Let's calculate the cross product $(4\hat{i} + 3\hat{j} - \hat{k}) \times (6\hat{i} + 3\hat{j} - 2\hat{k})$:
$\begin{vmatrix} \hat{i} & \hat{j} & \hat{k} \\ 4 & 3 & -1 \\ 6 & 3 & -2 \end{vmatrix} = \hat{i}(-6 - (-3)) - \hat{j}(-8 - (-6)) + \hat{k}(12 - 18) = -3\hat{i} + 2\hat{j} - 6\hat{k}$.
So, $\vec{d}\times\vec{c} = \lambda(-3\hat{i} + 2\hat{j} - 6\hat{k})$.
$|\vec{d}\times\vec{c}| = |\lambda| \sqrt{(-3)^2+2^2+(-6)^2} = |\lambda|\sqrt{9+4+36} = |\lambda|\sqrt{49} = 7|\lambda|$.

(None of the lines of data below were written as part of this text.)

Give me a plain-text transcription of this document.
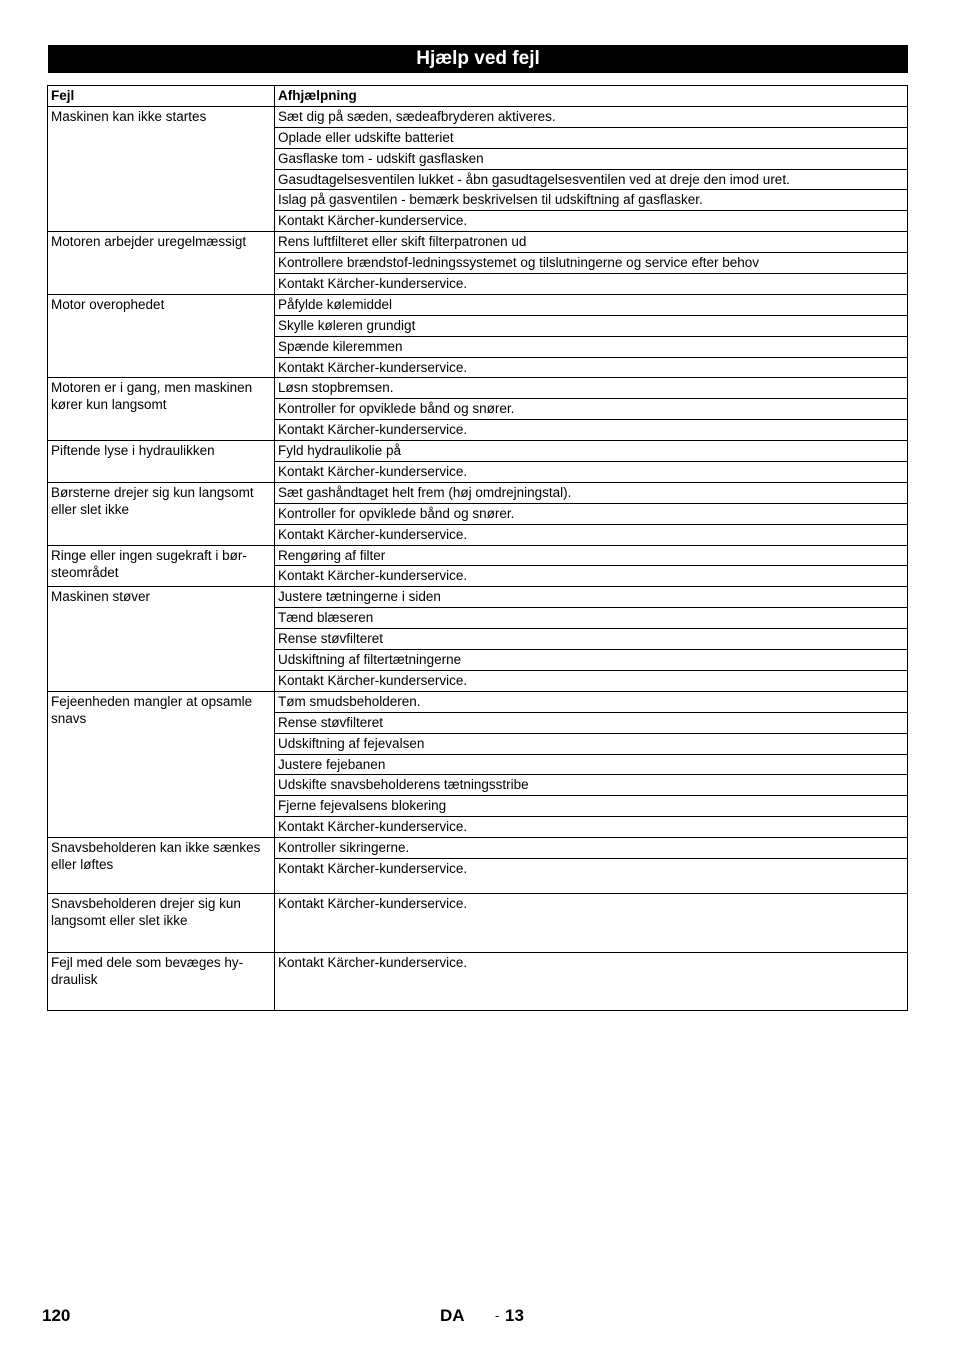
Hjælp ved fejl
Fejl	Afhjælpning
Maskinen kan ikke startes	Sæt dig på sæden, sædeafbryderen aktiveres.
	Oplade eller udskifte batteriet
	Gasflaske tom - udskift gasflasken
	Gasudtagelsesventilen lukket - åbn gasudtagelsesventilen ved at dreje den imod uret.
	Islag på gasventilen - bemærk beskrivelsen til udskiftning af gasflasker.
	Kontakt Kärcher-kunderservice.
Motoren arbejder uregelmæssigt	Rens luftfilteret eller skift filterpatronen ud
	Kontrollere brændstof-ledningssystemet og tilslutningerne og service efter behov
	Kontakt Kärcher-kunderservice.
Motor overophedet	Påfylde kølemiddel
	Skylle køleren grundigt
	Spænde kileremmen
	Kontakt Kärcher-kunderservice.
Motoren er i gang, men maskinen kører kun langsomt	Løsn stopbremsen.
	Kontroller for opviklede bånd og snører.
	Kontakt Kärcher-kunderservice.
Piftende lyse i hydraulikken	Fyld hydraulikolie på
	Kontakt Kärcher-kunderservice.
Børsterne drejer sig kun langsomt eller slet ikke	Sæt gashåndtaget helt frem (høj omdrejningstal).
	Kontroller for opviklede bånd og snører.
	Kontakt Kärcher-kunderservice.
Ringe eller ingen sugekraft i bør-steområdet	Rengøring af filter
	Kontakt Kärcher-kunderservice.
Maskinen støver	Justere tætningerne i siden
	Tænd blæseren
	Rense støvfilteret
	Udskiftning af filtertætningerne
	Kontakt Kärcher-kunderservice.
Fejeenheden mangler at opsamle snavs	Tøm smudsbeholderen.
	Rense støvfilteret
	Udskiftning af fejevalsen
	Justere fejebanen
	Udskifte snavsbeholderens tætningsstribe
	Fjerne fejevalsens blokering
	Kontakt Kärcher-kunderservice.
Snavsbeholderen kan ikke sænkes eller løftes	Kontroller sikringerne.
	Kontakt Kärcher-kunderservice.
Snavsbeholderen drejer sig kun langsomt eller slet ikke	Kontakt Kärcher-kunderservice.
Fejl med dele som bevæges hy-draulisk	Kontakt Kärcher-kunderservice.
120	DA - 13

We are given $|\vec{d}\times\vec{c}|=14$, so $7|\lambda| = 14 \implies |\lambda| = 2$.
Finally, we need to find $|\vec{d}\cdot\vec{c}|$.
$\vec{d}\cdot\vec{c} = \lambda (\vec{a} \times \vec{b}) \cdot \vec{c}$. This is the scalar triple product.
$(\vec{a} \times \vec{b}) \cdot \vec{c} = (4\hat{i} + 3\hat{j} - \hat{k}) \cdot (6\hat{i}+3\hat{j}-2\hat{k}) = (4)(6) + (3)(3) + (-1)(-2) = 24+9+2 = 35$.
So, $\vec{d}\cdot\vec{c} = \lambda(35)$.
$|\vec{d}\cdot\vec{c}| = |\lambda(35)| = |\lambda| \cdot |35| = 2 \times 35 = 70$.